After spending months off campus due to the COVID-19 pandemic, the North Carolina football team is back in Chapel Hill.
UNC’s coaches and staff, along with the first group of players, came back to campus on June 12 and underwent coronavirus testing before voluntary workouts and player-led practices began on Monday. The remainder of the team will return to campus in segments on June 19, 26 and 29.
Head coach Mack Brown and quarterback Sam Howell held a press conference Thursday to answer questions following the Tar Heels’ first week back on campus.
Brown said his coaching staff has been happy with the Tar Heels’ progress in their first week, despite missing out on spring practices and dealing with an absence of in-person workouts since March.
“(Strength and conditioning coach) Brian Hess told us that he thought the guys were in really good shape, and that’s a real credit to them,” Brown said. “They’ve had to be accountable, they’ve had to be disciplined while they were at home — a lot of them don’t even have workout areas.”
Howell — a 2019 first-year All-American — said he used the time off as an opportunity to improve his skill set entering his second season in Chapel Hill, despite lacking access to a traditional weight room.
“For me it was easy, just because I love working out, I love trying to perfect my craft,” Howell said. “I really had a lot more time than I usually have so I tried to make the most of it.”
Brown explained the social distancing measures the coaching staff has taken, saying they have distinguished between essential and non-essential staff members. Essential members work in the football offices from Tuesday to Thursday, and non-essential members work from home. He said he has encouraged players to remain socially distanced outside of workouts.

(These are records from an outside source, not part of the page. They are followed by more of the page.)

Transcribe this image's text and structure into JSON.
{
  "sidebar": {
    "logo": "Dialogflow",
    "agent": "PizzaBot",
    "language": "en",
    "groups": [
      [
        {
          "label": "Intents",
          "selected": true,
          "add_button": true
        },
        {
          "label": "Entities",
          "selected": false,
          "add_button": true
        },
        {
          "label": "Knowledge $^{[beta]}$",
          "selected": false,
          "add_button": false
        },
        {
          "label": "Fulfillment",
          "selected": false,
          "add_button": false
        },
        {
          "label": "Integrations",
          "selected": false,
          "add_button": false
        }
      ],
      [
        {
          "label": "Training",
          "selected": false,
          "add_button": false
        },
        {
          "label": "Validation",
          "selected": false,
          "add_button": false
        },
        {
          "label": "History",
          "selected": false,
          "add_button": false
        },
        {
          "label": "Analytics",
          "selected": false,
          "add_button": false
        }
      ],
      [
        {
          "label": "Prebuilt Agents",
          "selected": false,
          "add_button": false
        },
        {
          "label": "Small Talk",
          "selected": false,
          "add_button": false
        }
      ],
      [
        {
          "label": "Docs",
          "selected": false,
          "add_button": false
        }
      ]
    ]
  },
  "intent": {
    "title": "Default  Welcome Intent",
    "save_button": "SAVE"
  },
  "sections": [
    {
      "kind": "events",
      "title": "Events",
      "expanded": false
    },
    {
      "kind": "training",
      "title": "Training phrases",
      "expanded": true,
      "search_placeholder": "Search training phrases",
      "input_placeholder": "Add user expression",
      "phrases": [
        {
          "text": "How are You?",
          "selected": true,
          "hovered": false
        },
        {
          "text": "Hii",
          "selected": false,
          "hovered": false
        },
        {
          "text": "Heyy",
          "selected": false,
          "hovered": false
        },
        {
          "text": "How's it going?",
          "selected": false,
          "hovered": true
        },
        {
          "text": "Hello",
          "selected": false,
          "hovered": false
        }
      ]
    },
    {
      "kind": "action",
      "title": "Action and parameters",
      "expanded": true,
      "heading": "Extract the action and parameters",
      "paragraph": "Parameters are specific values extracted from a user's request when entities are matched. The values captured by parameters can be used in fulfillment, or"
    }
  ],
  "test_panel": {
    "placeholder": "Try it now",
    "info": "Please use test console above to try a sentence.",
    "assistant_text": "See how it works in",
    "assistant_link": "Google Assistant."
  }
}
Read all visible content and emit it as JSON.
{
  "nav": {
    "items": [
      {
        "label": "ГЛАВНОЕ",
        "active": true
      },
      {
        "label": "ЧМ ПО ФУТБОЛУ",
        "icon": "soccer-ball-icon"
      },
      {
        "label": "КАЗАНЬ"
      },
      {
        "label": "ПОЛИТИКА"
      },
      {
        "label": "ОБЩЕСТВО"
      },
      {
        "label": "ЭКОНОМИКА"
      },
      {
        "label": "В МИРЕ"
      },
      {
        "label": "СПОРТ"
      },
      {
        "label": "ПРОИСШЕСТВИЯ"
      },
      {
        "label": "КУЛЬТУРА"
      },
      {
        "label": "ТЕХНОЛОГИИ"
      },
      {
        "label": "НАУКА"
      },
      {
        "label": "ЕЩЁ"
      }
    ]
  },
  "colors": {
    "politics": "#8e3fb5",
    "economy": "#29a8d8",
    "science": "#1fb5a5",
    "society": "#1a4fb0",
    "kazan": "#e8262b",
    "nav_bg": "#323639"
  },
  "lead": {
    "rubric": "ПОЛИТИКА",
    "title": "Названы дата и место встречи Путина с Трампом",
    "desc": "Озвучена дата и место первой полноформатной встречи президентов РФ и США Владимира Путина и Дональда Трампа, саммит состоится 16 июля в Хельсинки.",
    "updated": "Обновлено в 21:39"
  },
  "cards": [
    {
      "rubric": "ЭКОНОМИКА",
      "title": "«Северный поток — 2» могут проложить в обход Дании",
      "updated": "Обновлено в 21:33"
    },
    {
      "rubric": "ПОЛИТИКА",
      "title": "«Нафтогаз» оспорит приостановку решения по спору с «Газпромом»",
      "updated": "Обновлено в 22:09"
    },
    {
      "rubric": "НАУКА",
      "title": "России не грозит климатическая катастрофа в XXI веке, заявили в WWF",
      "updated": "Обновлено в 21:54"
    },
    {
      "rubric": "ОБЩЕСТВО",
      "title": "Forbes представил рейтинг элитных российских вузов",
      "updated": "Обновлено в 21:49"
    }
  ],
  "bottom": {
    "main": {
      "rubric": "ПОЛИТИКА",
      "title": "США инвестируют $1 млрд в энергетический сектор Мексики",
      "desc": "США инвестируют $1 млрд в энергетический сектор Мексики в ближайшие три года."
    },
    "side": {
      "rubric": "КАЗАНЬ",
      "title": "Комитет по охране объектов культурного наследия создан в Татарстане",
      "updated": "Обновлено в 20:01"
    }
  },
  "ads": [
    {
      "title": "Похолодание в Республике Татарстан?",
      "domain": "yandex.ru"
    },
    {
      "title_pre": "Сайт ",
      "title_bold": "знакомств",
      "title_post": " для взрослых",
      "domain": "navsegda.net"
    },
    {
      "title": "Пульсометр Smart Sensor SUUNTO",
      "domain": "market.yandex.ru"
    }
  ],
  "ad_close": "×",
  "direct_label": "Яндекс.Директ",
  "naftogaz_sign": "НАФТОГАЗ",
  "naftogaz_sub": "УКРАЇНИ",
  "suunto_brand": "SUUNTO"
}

“We’re learning, we’re learning how to stay safe,” Brown said. “The first group of players that have come in are going to be the ones that teach the next group how to make sure that they go by the guidelines.”
“We’ve told the players, it’s not only for your protection, but if you want to play, even if you don’t have the virus and you’ve been too close to someone who does, then you can be quarantined."
Both Central Florida and Auburn — UNC’s first two opponents in the upcoming season — had three players test positive for COVID-19 when they returned for voluntary workouts. UNC announced it will not be releasing any information on COVID-19 testing for players.
“We have not had any concerns from players or parents,” Brown said. “We’ve told the players that it’s going to be safe as long as you do what you’re supposed to do, but we’ve got to go by the guidelines.”
Despite wanting to get back on the field in August, Howell said his main goal is to stay healthy so that he and his teammates avoid testing positive for COVID-19.
“Obviously everyone wants to play football, but at the end of the day we’ve just got to do things the right way,” Howell said. “We really just have to be responsible with it and know that we could really get it any time and spread it to our teammates. We’ve just got to keep the main thing and that’s making sure everyone’s staying safe.”
Jared McMasters contributed reporting.